In [2]: import numpy as np
In [3]:
In [3]: X = np.random.random((6, 2))
In [4]: X
Out[4]:
array([[0.71935047, 0.25796155],
[0.4621708 , 0.55140423],
[0.22605866, 0.61581771],
[0.47264172, 0.79307633],
[0.22701656, 0.11927993],
[0.20117207, 0.2754544 ]])
In [5]: np.random.shuffle(X)
In [6]: X
Out[6]:
array([[0.71935047, 0.25796155],
[0.47264172, 0.79307633],
[0.4621708 , 0.55140423],
[0.22701656, 0.11927993],
[0.20117207, 0.2754544 ],
[0.22605866, 0.61581771]])
For other functionalities you can also check out the following functions:
-
random.Generator.shuffle
-
random.Generator.permutation
-
random.Generator.permuted
The function random.Generator.permuted
is introduced in Numpy's 1.20.0 Release.
The new function differs from
shuffle
andpermutation
in that the subarrays indexed by an axis are permuted rather than the axis being treated as a separate 1-D array for every combination of the other indexes. For example, it is now possible to permute the rows or columns of a 2-D array.
You can also use np.random.permutation
to generate random permutation of row indices and then index into the rows of X
using np.take
with axis=0
. Also, np.take
facilitates overwriting to the input array X
itself with out=
option, which would save us memory.
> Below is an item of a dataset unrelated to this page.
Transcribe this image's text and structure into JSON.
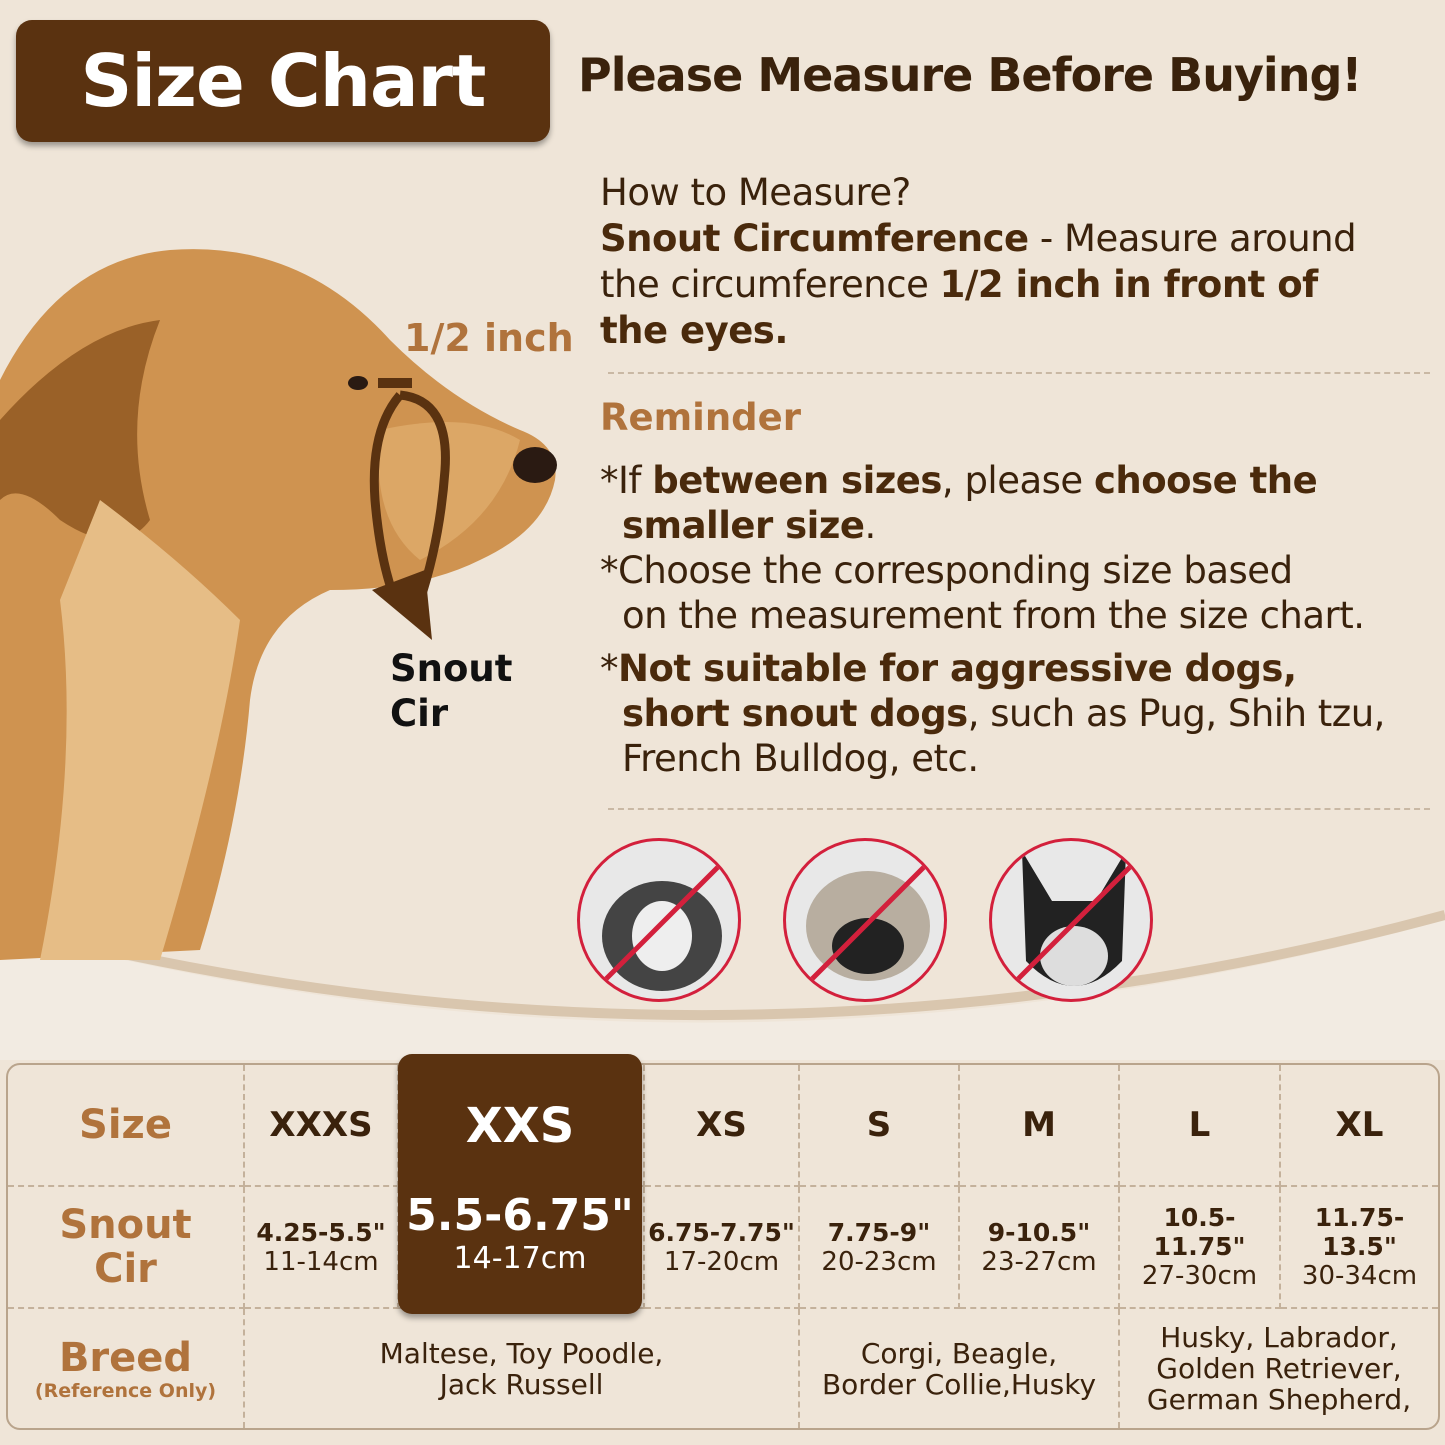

Thus, the implementation would look like this -
np.take(X,np.random.permutation(X.shape[0]),axis=0,out=X)
Sample run -
In [23]: X
Out[23]:
array([[ 0.60511059, 0.75001599],
[ 0.30968339, 0.09162172],
[ 0.14673218, 0.09089028],
[ 0.31663128, 0.10000309],
[ 0.0957233 , 0.96210485],
[ 0.56843186, 0.36654023]])
In [24]: np.take(X,np.random.permutation(X.shape[0]),axis=0,out=X);
In [25]: X
Out[25]:
array([[ 0.14673218, 0.09089028],
[ 0.31663128, 0.10000309],
[ 0.30968339, 0.09162172],
[ 0.56843186, 0.36654023],
[ 0.0957233 , 0.96210485],
[ 0.60511059, 0.75001599]])
Additional performance boost
Here's a trick to speed up np.random.permutation(X.shape[0])
with np.argsort()
-
np.random.rand(X.shape[0]).argsort()
Speedup results -
In [32]: X = np.random.random((6000, 2000))
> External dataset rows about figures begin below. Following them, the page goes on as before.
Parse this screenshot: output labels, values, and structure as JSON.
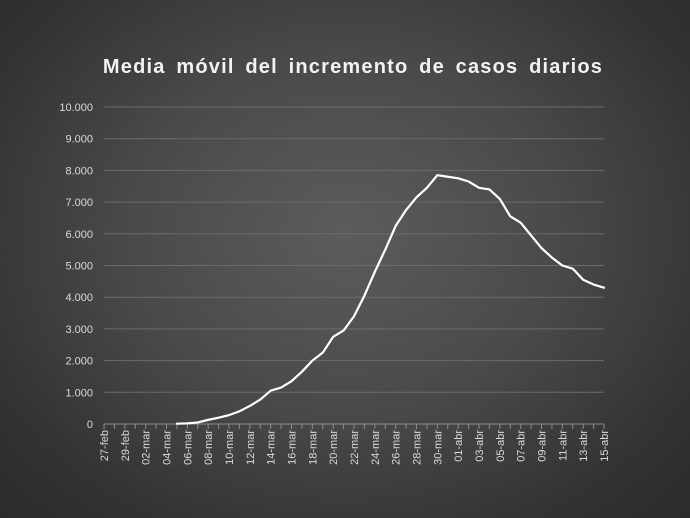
{
  "chart_data": {
    "type": "line",
    "title": "Media móvil del incremento de casos diarios",
    "xlabel": "",
    "ylabel": "",
    "ylim": [
      0,
      10000
    ],
    "yticks": [
      "0",
      "1.000",
      "2.000",
      "3.000",
      "4.000",
      "5.000",
      "6.000",
      "7.000",
      "8.000",
      "9.000",
      "10.000"
    ],
    "grid": true,
    "legend": "none",
    "x_tick_labels": [
      "27-feb",
      "29-feb",
      "02-mar",
      "04-mar",
      "06-mar",
      "08-mar",
      "10-mar",
      "12-mar",
      "14-mar",
      "16-mar",
      "18-mar",
      "20-mar",
      "22-mar",
      "24-mar",
      "26-mar",
      "28-mar",
      "30-mar",
      "01-abr",
      "03-abr",
      "05-abr",
      "07-abr",
      "09-abr",
      "11-abr",
      "13-abr",
      "15-abr"
    ],
    "categories": [
      "27-feb",
      "28-feb",
      "29-feb",
      "01-mar",
      "02-mar",
      "03-mar",
      "04-mar",
      "05-mar",
      "06-mar",
      "07-mar",
      "08-mar",
      "09-mar",
      "10-mar",
      "11-mar",
      "12-mar",
      "13-mar",
      "14-mar",
      "15-mar",
      "16-mar",
      "17-mar",
      "18-mar",
      "19-mar",
      "20-mar",
      "21-mar",
      "22-mar",
      "23-mar",
      "24-mar",
      "25-mar",
      "26-mar",
      "27-mar",
      "28-mar",
      "29-mar",
      "30-mar",
      "31-mar",
      "01-abr",
      "02-abr",
      "03-abr",
      "04-abr",
      "05-abr",
      "06-abr",
      "07-abr",
      "08-abr",
      "09-abr",
      "10-abr",
      "11-abr",
      "12-abr",
      "13-abr",
      "14-abr",
      "15-abr"
    ],
    "series": [
      {
        "values": [
          null,
          null,
          null,
          null,
          null,
          null,
          null,
          10,
          20,
          50,
          130,
          200,
          280,
          400,
          570,
          770,
          1050,
          1150,
          1350,
          1650,
          2000,
          2250,
          2750,
          2950,
          3400,
          4050,
          4800,
          5500,
          6250,
          6750,
          7150,
          7450,
          7850,
          7800,
          7750,
          7650,
          7450,
          7400,
          7100,
          6550,
          6350,
          5950,
          5550,
          5250,
          5000,
          4900,
          4550,
          4400,
          4300
        ],
        "color": "#ffffff"
      }
    ]
  }
}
In [33]: %timeit np.random.permutation(X.shape[0])
1000 loops, best of 3: 510 µs per loop
In [34]: %timeit np.random.rand(X.shape[0]).argsort()
1000 loops, best of 3: 297 µs per loop
Thus, the shuffling solution could be modified to -
np.take(X,np.random.rand(X.shape[0]).argsort(),axis=0,out=X)
Runtime tests -
These tests include the two approaches listed in this post and np.shuffle
based one in @Kasramvd's solution
.
In [40]: X = np.random.random((6000, 2000))
In [41]: %timeit np.random.shuffle(X)
10 loops, best of 3: 25.2 ms per loop
In [42]: %timeit np.take(X,np.random.permutation(X.shape[0]),axis=0,out=X)
10 loops, best of 3: 53.3 ms per loop
In [43]: %timeit np.take(X,np.random.rand(X.shape[0]).argsort(),axis=0,out=X)
10 loops, best of 3: 53.2 ms per loop
So, it seems using these np.take
based could be used only if memory is a concern or else np.random.shuffle
based solution looks like the way to go.